Ich häng hier noch nen Beitrag dazu, zum allgemeinen Verständnis, den ich im Golf Forum schrieb.
ZitatAlles anzeigenDa kam ja doch noch einiges an Klärungsbedarf dazu.
Vorweg.... ich kann nur Jedem anraten nicht eigenständig umzuölen bei diesen neuen OPF-Motoren, und Motoren in der Übergangszeit. Das geht schief, denn ist gibt zuviele Faktoren die man nicht kennen kann.
Daher mein Rat. Wer sich unsicher ist, weil er keine klare Vorgabe findet, der stellt besser ein paar Anfragen mehr, und läßt sich das schriftlich geben. Schlüßelnummer und Erstzulassung wie Motorcode sind dabei Pflicht, und noch besser ist es, das beim Händler mit der Fahrgestellnummer prüfen zu lassen.
Das hat durchaus seine Berechtigung, denn nur die Jungs im Werk, welche die Motoren entwickeln und bauen, kennen die Änderungen und mögliche Folgen.
Es ist nicht selten, dass mitten in der Serie ein neues Verfahren verwendet wird, und dann wieder eingestellt wird. Davon kriegt man in der Regel nichts mit, weil man kein Einblick in die Dokumentation hat, die aber hinter der FIN hinterlegt ist.Und es kann sehr wohl zu Motorschäden kommen. Sowohl beim hochölen, und niederölen der Freigaben.
Das hat auch ein Grund und nennt sich HTHS. Hochtemperaturscherfestigkeit.
So ein Desaster gab es schon mal und kann man leicht nachrecherchieren, die Foren sind voll mit Motorschäden des VW 5-Zylinder TDI mit 2,5 Liter Hubraum. Hier waren es auch nur Motoren einer bestimmten Charge der FIN mitten im laufenden Serieneinsatz.Ich zitiere ein Auszug aus meiner FAQ:
Typ A:
5w30 mit abgesenktem HTHS-Wert. Das waren Öle der ersten Periode, wo man noch versuchte mit Ölen den Spritverbrauch durch verminderte Reibung zu beeinflussen.

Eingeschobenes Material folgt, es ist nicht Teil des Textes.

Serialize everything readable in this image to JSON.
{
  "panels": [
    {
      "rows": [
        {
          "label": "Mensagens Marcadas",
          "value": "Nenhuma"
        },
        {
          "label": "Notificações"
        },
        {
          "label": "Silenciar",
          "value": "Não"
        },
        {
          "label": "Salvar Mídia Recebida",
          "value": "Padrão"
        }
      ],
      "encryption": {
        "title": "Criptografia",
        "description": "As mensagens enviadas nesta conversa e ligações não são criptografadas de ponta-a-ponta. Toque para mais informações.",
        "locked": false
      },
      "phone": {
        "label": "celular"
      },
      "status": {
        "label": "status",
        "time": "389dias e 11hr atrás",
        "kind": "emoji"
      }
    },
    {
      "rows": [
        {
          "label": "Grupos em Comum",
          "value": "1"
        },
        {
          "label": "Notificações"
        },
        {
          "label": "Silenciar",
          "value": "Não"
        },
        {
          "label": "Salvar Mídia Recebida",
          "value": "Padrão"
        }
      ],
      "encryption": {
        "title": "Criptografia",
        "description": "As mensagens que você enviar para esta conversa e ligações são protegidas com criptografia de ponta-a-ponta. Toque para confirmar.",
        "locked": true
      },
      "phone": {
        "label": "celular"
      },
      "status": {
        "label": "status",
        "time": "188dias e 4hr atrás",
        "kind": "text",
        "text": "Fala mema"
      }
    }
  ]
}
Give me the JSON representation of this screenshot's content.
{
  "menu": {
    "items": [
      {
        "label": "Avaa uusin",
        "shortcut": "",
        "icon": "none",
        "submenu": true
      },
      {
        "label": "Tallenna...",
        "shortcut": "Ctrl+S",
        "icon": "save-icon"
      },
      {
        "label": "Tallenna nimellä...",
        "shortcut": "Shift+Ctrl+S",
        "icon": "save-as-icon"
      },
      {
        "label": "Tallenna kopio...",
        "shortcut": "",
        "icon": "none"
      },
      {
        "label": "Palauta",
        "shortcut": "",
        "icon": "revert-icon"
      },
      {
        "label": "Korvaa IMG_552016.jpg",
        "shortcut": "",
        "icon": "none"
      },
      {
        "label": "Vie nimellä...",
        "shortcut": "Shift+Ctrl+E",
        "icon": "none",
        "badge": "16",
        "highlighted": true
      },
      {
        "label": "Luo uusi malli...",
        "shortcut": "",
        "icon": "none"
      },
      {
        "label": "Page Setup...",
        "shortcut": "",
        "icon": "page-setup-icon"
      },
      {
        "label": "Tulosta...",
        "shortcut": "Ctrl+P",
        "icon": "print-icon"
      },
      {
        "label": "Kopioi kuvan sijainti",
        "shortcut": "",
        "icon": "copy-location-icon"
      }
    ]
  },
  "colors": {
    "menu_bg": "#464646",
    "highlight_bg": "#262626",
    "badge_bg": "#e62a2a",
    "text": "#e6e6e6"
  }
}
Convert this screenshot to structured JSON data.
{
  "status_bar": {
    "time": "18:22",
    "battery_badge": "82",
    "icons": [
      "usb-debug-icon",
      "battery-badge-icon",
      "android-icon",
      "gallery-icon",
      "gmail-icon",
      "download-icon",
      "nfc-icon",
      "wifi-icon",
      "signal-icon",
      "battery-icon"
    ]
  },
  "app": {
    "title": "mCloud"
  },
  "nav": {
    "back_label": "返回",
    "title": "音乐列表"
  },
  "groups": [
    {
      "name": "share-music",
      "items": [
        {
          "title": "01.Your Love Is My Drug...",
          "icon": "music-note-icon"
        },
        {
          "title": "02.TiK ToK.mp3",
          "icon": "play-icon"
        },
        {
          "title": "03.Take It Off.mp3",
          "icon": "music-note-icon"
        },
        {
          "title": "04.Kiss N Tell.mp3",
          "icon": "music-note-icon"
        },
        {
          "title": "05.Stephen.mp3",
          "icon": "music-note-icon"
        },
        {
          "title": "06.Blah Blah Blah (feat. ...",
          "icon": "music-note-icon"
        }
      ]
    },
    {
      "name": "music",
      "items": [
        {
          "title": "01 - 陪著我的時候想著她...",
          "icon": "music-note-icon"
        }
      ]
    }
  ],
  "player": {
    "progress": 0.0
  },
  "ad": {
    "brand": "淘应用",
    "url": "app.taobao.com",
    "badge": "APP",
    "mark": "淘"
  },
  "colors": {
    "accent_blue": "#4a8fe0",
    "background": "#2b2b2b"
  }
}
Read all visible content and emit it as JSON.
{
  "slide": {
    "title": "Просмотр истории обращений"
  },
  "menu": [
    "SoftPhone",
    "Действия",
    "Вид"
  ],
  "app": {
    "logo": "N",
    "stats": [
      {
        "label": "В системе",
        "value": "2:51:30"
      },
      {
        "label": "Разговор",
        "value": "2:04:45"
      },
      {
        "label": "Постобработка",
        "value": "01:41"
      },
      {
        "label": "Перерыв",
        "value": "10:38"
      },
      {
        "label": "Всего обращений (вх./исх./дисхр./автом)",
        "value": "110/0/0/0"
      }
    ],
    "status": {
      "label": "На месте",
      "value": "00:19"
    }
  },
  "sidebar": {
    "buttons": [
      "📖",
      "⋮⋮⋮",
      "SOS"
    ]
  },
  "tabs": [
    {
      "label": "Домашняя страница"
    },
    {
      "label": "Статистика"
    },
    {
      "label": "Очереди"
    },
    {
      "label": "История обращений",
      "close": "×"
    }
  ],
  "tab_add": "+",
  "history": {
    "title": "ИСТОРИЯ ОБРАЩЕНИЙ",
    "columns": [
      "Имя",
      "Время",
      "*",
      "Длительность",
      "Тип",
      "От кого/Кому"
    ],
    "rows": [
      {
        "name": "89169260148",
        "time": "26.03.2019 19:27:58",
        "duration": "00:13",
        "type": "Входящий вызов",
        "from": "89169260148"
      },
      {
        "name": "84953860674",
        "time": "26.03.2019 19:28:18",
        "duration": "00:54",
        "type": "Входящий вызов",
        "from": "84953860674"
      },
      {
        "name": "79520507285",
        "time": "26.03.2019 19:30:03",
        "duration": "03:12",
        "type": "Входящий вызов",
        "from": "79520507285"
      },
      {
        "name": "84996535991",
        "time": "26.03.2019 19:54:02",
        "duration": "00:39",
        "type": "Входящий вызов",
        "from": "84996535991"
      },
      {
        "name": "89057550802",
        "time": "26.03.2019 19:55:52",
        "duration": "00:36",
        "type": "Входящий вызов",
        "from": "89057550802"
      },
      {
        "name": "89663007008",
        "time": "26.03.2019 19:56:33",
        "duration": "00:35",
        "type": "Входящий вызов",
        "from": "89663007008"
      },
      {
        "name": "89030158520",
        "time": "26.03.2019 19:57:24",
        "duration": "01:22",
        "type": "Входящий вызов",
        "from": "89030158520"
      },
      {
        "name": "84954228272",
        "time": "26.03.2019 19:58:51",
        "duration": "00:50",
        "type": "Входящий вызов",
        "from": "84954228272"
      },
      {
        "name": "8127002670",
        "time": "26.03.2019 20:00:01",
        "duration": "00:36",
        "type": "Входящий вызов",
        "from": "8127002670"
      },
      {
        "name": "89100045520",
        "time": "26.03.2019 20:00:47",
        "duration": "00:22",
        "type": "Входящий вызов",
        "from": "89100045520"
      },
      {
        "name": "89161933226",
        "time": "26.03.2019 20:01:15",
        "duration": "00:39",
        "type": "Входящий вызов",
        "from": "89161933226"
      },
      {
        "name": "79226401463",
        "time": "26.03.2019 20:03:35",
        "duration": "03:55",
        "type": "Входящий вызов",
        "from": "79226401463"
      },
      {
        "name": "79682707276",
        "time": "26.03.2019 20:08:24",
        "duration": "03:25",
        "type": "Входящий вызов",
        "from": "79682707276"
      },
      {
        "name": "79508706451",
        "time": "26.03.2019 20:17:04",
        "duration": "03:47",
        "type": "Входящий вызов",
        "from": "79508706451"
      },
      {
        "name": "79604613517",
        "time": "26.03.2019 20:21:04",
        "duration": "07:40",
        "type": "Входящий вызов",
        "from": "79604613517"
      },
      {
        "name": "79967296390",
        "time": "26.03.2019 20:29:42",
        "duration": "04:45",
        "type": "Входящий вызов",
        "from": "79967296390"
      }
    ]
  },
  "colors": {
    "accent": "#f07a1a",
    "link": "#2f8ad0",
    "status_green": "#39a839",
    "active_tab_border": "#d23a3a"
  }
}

Beim VW T4 2.5TDI 5-Zylinder ist das der Fall in einer kurzen Produktionsreihe. Man bekommts fast nur über die FGN raus. Der hat plasmabeschichtete Zylinderwände. Hier braucht es ein 5w30 mit abgesenktem HTHS-Wert. Macht man hier ein neueres 5w30 Öl mit normalem HTHS-Wert rein, ruinierst Dir in Kürze die Zylinderwände. Das sind meist die Fahrer die in Foren jammern sie brauchen plötzlich zuviel Öl, oder der berühmte Kolbenstecker auftritt.
Typ B:
5w30 mit wieder normalem HTHS Wert
Typ C:
5w30 Öle speziell mit niedrigem Aschegehalt. Geeignet für Dieselfahrzeuge mit DPF. Additive sind gut für den Motor und helfen, dass das Öl Dreck lösen kann und in Schwebe halten kann, oder Säuren neutralisieren kann. Die verbrennen aber auch und bilden Asche. Sind hier zuviele Additive drin die verbrennen, verstopft der Filter. Zudem muss auch die scharfe EU4 eingehalten werden.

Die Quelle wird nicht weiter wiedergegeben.